In today’s plight in India to increase the capital reconstruction of our banks we require around 1.33 lakhs Crores of rupees.  In this the government has committed to stick in with 76000 Crores only and what about the balance to set in. Can we cost the investors on account of this and their hard-earned money from various levels? In fact these common men have deposited their savings and this should be treated as a big help for the banks.  Can they be punished on no account of their faults? There is one aspect in our Indian Banking system governed by Reserve Bank of India.  All Banks to save their depositors there is a system called statutory liquidity ratio that is in this, Banks have to keep in 19.5 % of their depositor’s money.  Likewise another portion called Cash Liquidity ration which is accounting for 22.3 % by all the banks, this is with our Reserve Banks to protect the interest of investors. Hence we need not fear of any loss and that is the statement by the Government. At the same time the rule of Bail in has started working in other countries for their survival. Whereas the countries which have opposed the bail in rule are Australia, China, Indonesia, Russia, South Africa, and Brazil. They are all afraid of using and applying the rule. Why should India alone urge into bring in the system of bail in and what is the necessary? The bail in system has come into being only through G20 summits and we should never recognize. Even though the bill is introduced in Parliament to circumvent our interest, Government has to oppose the same vehemently.


Our country is one of those developing country and economically weaker society.  To safe guard our interest there is umpteen methods to solve this problem and we should lay outlines for those structures and not to dig in the common man’s interest and earning.
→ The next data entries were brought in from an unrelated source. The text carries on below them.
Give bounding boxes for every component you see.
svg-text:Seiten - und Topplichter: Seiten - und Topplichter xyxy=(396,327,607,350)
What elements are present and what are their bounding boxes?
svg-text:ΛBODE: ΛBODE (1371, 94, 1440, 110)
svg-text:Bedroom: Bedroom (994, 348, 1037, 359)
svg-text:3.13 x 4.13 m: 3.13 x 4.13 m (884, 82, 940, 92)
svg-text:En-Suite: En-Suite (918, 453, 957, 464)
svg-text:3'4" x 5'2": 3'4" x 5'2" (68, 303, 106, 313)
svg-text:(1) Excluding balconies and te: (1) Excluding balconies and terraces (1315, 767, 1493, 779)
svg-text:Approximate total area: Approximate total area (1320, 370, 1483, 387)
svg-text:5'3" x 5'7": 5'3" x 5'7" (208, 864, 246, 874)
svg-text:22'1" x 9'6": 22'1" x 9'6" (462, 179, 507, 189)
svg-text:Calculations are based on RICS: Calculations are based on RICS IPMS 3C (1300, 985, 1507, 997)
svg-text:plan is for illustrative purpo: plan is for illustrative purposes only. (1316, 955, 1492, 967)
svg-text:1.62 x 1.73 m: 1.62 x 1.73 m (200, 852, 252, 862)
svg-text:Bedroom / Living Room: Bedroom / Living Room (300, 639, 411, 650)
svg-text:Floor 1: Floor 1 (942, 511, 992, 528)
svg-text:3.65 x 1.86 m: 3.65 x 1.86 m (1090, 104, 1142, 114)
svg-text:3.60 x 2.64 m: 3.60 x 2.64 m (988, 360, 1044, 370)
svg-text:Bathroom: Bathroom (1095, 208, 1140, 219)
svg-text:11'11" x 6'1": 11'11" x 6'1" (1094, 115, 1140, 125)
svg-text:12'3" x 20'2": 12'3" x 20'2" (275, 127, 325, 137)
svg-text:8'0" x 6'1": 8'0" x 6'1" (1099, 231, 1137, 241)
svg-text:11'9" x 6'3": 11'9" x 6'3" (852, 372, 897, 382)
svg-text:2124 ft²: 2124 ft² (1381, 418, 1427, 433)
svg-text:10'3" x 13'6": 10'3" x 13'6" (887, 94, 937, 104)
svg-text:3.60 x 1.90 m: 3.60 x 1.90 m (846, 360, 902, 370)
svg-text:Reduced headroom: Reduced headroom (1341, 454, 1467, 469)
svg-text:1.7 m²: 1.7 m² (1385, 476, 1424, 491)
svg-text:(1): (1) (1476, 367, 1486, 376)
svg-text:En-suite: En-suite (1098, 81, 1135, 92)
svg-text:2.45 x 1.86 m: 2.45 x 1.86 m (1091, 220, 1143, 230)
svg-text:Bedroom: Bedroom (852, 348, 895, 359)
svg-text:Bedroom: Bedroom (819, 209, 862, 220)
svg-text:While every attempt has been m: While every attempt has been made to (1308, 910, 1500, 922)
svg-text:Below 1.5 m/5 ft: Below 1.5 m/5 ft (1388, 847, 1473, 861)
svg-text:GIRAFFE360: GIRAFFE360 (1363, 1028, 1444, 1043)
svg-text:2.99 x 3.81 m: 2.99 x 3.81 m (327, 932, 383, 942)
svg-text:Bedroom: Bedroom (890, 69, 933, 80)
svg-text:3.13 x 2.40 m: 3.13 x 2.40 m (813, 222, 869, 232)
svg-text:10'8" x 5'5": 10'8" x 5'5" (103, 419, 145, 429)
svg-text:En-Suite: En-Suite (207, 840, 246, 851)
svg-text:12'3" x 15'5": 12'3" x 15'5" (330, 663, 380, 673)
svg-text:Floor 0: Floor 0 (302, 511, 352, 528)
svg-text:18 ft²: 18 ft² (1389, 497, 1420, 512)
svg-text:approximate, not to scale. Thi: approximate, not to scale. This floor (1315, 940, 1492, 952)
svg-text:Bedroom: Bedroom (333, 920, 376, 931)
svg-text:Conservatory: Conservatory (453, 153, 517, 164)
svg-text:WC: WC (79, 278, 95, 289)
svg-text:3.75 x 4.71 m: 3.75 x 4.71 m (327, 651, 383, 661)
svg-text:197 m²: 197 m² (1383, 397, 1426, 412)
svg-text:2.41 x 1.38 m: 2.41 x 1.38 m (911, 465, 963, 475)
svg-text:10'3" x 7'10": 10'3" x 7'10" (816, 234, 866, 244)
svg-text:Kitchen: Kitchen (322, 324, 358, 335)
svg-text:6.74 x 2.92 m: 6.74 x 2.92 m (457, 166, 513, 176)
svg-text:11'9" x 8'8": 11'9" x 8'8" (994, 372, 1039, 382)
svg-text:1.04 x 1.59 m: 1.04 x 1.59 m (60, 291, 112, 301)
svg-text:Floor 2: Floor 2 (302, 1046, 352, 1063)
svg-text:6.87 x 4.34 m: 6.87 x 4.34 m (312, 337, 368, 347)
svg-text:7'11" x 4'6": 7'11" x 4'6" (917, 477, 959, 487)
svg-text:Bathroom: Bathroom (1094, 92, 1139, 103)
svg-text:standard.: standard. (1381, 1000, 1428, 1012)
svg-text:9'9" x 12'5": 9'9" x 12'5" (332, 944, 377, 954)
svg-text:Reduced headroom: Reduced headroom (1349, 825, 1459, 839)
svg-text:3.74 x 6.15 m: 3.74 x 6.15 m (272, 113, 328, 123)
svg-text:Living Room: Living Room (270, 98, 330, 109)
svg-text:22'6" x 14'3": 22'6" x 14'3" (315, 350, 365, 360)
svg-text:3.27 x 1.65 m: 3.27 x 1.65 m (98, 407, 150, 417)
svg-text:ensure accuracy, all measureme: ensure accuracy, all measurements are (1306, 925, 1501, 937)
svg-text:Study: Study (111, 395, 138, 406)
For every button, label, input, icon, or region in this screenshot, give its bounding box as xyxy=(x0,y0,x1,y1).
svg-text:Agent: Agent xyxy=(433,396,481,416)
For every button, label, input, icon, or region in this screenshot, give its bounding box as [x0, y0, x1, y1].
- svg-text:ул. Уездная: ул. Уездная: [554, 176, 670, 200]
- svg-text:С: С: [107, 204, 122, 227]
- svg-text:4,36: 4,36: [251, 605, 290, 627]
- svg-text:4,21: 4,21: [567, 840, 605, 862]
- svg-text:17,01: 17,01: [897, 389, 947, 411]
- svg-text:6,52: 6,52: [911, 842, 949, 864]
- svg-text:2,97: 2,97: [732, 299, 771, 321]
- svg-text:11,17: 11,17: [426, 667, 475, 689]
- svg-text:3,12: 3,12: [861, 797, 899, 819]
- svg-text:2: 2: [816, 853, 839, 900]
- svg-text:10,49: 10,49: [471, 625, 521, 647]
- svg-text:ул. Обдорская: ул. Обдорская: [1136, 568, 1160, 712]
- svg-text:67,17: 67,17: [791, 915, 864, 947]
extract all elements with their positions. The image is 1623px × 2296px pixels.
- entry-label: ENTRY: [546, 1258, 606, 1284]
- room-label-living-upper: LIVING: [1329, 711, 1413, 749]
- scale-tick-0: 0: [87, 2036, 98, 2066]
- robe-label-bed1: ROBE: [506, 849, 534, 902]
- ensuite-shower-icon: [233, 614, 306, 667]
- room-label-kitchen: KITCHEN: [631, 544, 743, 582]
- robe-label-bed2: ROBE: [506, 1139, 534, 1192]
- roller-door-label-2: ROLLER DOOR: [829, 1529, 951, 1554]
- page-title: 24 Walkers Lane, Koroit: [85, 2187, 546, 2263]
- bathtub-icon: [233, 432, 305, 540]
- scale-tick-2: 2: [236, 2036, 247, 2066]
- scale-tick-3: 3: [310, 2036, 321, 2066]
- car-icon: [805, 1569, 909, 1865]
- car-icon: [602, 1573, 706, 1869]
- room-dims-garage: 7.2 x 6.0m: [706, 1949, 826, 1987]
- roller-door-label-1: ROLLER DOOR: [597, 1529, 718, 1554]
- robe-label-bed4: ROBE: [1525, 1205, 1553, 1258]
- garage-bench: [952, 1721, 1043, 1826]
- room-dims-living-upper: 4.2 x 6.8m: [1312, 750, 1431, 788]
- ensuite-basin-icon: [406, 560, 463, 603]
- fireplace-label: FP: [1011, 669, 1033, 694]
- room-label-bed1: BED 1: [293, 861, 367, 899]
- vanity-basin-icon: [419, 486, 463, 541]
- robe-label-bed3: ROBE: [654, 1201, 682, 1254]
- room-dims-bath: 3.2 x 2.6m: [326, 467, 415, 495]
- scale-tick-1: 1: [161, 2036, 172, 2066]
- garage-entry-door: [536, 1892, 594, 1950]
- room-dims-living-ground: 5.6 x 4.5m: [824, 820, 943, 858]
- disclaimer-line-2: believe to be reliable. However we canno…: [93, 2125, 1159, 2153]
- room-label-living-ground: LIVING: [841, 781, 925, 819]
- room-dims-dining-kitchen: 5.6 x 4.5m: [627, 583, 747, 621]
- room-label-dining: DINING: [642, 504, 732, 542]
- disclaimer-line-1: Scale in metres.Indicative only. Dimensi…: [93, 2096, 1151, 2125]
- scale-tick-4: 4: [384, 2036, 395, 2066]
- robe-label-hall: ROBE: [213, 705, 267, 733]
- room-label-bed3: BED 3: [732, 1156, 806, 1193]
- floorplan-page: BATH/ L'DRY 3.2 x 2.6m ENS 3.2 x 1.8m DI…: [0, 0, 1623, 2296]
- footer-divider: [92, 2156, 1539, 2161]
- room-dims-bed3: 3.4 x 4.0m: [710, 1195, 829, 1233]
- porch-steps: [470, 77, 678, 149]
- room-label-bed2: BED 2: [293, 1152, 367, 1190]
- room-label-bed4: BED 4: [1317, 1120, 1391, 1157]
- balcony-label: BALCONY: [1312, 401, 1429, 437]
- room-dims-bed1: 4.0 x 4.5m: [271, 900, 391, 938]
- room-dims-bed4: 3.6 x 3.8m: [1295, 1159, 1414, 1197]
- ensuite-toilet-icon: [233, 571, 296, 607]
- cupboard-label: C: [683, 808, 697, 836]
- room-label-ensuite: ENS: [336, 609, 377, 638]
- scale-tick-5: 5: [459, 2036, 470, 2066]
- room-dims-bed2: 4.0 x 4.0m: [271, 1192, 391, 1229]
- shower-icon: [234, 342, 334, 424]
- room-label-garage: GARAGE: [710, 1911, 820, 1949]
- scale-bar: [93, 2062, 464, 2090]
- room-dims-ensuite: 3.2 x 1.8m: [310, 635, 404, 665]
The Big corporates and they have to lend a hand in converting their debts into banks treasure and help the economy to go further and build in the resources.  On the contrary they have to be more responsible towards our Banking Economic structure and see through the hurdles in order to develop themselves and our Country.  This is very vital and the Government should induce and legislate a proper ruling on them and see that they come in handy at the time of crisis.

We all hope to build a better India, and the above are only for informing you what is happening around us and we need to lay our next step cautiously with our ears and eyes open.